The resurrection ranks among the most crucial doctrines of Christianity. For Jesus and the apostles, the resurrection is the bedrock of New Testament theology (e.g., John 11:25–26; 1 Cor. 15:12–58). It lies at the heart of our salvation and the cornerstone of the history of redemption.
But, perhaps surprisingly, the Old Testament doesn’t often explicitly mention the resurrection of the dead. While a few Old Testament passages indeed refer to the resurrection (e.g., Job 19:26–27; Isa. 26:19; Dan. 12:1–2; Ezek. 37:1–14), this cardinal doctrine doesn’t seem to permeate the Old Testament.
Yet, when the Sadducees try to confound Jesus about the nature of the resurrection, he responds not by citing Job, Isaiah, Daniel, or Ezekiel but by quoting Exodus 3:6. Strikingly, he says,
As for the dead being raised, have you not read in the book of Moses, in the passage about the bush, how God spoke to him, saying, ‘I am the God of Abraham, and the God of Isaac, and the God of Jacob’? He is not God of the dead, but of the living. You are quite wrong. (Mark 12:26–27)
Why does Jesus quote Exodus 3:6, a passage that doesn’t appear to refer to the precious doctrine of the resurrection?
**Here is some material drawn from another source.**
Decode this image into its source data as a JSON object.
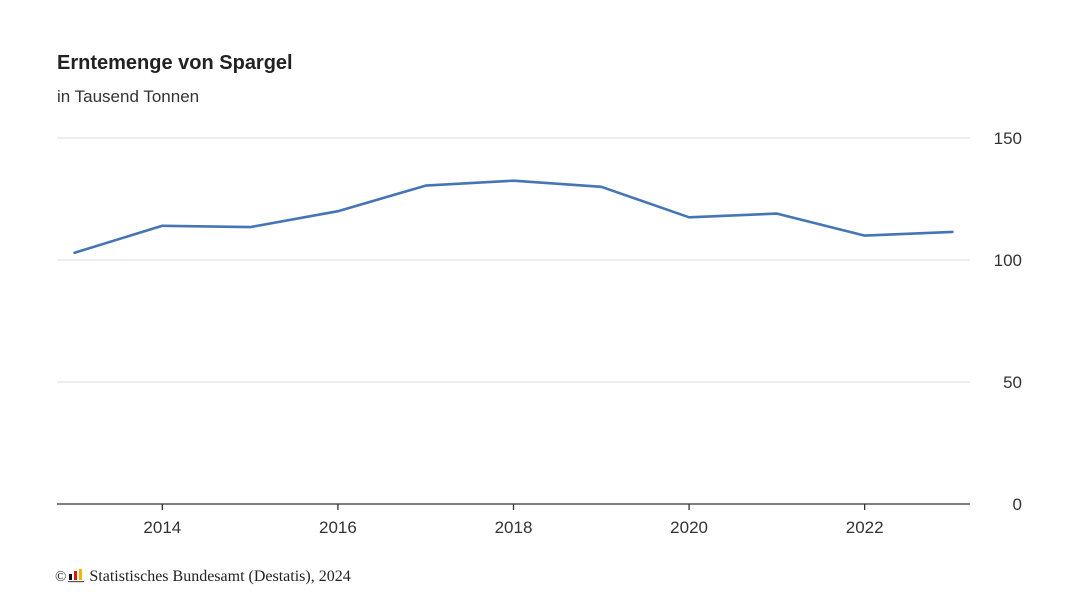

Jesus’s choice of Exodus 3:6 may seem puzzling at first, but when we grasp its meaning in the original Old Testament context, we discover how Jesus understands the nature of God’s covenants and why he cites it. Exodus 3:6 concerns God’s faithfulness to Abraham, Isaac, and Jacob and their eventual inheritance of the new creation.
Smaller Canon?
Commentaries have a long history of explaining the reason for Jesus’s reference by appealing to the Sadducees’ beliefs. For example, in the late fourth century, Jerome’s Commentary on Matthew alleges, “They received only the five books of Moses and rejected the prophets’ predictions. It would have been foolish, then, to bring forth testimonies [from the prophets], whose authority the Sadducees did not follow.”